Durant les quatre-vingt années passées la cérémonie traditionnelle du changement du président, au cours de laquelle le président sortant se dévêt de l' écharpe tricolore qu' il remet à son successeur, transmettant ainsi de manière symbolique l' autorité de l' État, n' a encore jamais été interrompue ni menacée de suspension. Cette année, pour la première fois dans cette longue trajectoire de stabilité politique, dont la bourgeoisie mexicaine a tiré une grande fierté, un panorama nuageux et menaçant s' est installé autour de ce rite fondamental de la continuité et de la légitimité de l' État bourgeois au Mexique. Pour la première fois depuis la révolution mexicaine de 1910-1919 la passation des pouvoirs entre Vicente Fox et son successeur issu du même parti que lui, le Parti d' action nationale (PAN), Felipe Calderón, a été remise en cause parce que illégitime aux yeux de secteurs significatifs de la population.

Cette situation ne peut être expliquée seulement par le fait que le sommet du pouvoir bourgeois mexicain, pour la première fois depuis des décennies, semblait être à la limite de la rupture et que les luttes entre les trois partis institutionnels ont été exacerbées. Comme elle ne peut être renvoyée à la seule grande fraude électorale organisée lors de l' élection du 2 juillet dernier (1) au détriment d' Andrés Manuel López Obrador (appelé couramment AMLO). Certes la recrudescence de la confrontation politique explique pourquoi le Parti de la révolution démocratique (PRD) a préparé une cérémonie alternative le 20 novembre anniversaire du début de la révolution mexicaine alors que le président Fox annulait simultanément la cérémonie officielle prévue sur la place de Zócalo dans la ville de Mexico. Et pourquoi le PRD a poursuivi les procédures d' investissement d' AMLO par la Convention Nationale Démocratique en tant que " président légitime » sur la même place, qui est le cœur politique de la République. Une cérémonie représentant la contrepartie, réalisée onze jours avant, de celle qui a accompagné l' investiture de Calderón dans le Palais législatif.
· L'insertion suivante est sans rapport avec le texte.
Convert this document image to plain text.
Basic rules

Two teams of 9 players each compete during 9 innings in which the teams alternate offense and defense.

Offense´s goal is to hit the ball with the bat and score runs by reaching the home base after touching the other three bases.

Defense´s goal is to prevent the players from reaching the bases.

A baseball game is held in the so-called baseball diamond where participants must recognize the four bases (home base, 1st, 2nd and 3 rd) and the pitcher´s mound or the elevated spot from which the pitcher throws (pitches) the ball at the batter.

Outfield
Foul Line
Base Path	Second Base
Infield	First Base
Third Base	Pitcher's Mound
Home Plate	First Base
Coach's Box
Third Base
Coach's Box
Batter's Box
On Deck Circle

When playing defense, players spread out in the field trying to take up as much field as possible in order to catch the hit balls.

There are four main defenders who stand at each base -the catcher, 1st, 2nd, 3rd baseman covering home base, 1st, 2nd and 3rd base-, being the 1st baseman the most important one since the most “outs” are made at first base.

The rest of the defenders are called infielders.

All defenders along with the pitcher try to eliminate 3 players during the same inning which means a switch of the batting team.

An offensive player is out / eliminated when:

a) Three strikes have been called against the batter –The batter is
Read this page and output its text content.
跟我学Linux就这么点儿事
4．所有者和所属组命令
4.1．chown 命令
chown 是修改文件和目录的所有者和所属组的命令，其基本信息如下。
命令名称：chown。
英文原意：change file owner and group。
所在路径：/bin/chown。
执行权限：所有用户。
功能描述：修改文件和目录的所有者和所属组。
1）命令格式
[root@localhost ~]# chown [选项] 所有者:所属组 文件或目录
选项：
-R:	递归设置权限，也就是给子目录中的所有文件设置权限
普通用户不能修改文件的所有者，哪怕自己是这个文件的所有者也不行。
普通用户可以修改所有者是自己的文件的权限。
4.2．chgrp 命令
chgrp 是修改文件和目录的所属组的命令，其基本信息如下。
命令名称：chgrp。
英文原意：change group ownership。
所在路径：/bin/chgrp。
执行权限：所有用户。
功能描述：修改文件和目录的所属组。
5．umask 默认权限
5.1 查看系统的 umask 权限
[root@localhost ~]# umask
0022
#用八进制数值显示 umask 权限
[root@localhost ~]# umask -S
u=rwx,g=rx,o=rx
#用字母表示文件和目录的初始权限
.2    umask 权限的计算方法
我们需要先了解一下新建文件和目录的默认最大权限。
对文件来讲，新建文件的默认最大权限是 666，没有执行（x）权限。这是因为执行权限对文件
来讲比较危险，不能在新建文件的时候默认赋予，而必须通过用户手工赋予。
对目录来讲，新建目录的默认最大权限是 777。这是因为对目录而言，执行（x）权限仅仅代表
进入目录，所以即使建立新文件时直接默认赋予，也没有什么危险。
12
" Une dualité de pouvoirs… bourgeois ? » Bien sûr que non. Plus prosaïquement un échantillon de la crise politique majeure que connaît la " démocratie mexicaine » depuis l' élection à la présidence de Fox en 2000. Le monde politique officiel et ses porte-paroles médiatiques déclaraient alors que l' alternance à la présidence de la République entre le Parti révolutionnaire institutionnel (PRI) et le PAN était la preuve de la maturité politique, obtenue grâce à la prétendue rénovation du système. Le Mexique, disaient-ils, entrait dans une étape nouvelle, le vieux régime avait été dépassé et le pays entrait dans le club restreint des " démocraties » authentiques. Mais chaque jour il est plus évident que tout ceci était une fraude, une simulation, un accord entre ceux d' en haut pour que les choses substantielles restent ce qu' elles ont toujours été ou… soient encore pires.

Brûlante Oaxaca

Les nuages d' incertitude qui se sont accumulés lors des six années de la présidence de Fox planent sur le nouveau gouvernement que Calderón prépare déjà. Ils sont la conséquence d' un mécontentement populaire impressionnant qui s' est accumulé et qui s' est exprimé au cours des derniers mois de manières les plus diverses : à commencer par l' occupation d' une avenue par des enfants de huit à dix ans protestant contre le renvoi de leur instituteur (à Mexico, récemment…) jusqu' à la rébellion populaire qui a provoqué le surgissement d' un embryon réel de dualité de pouvoirs une Commune dans la ville d' Oaxaca et dans les municipalités environnantes.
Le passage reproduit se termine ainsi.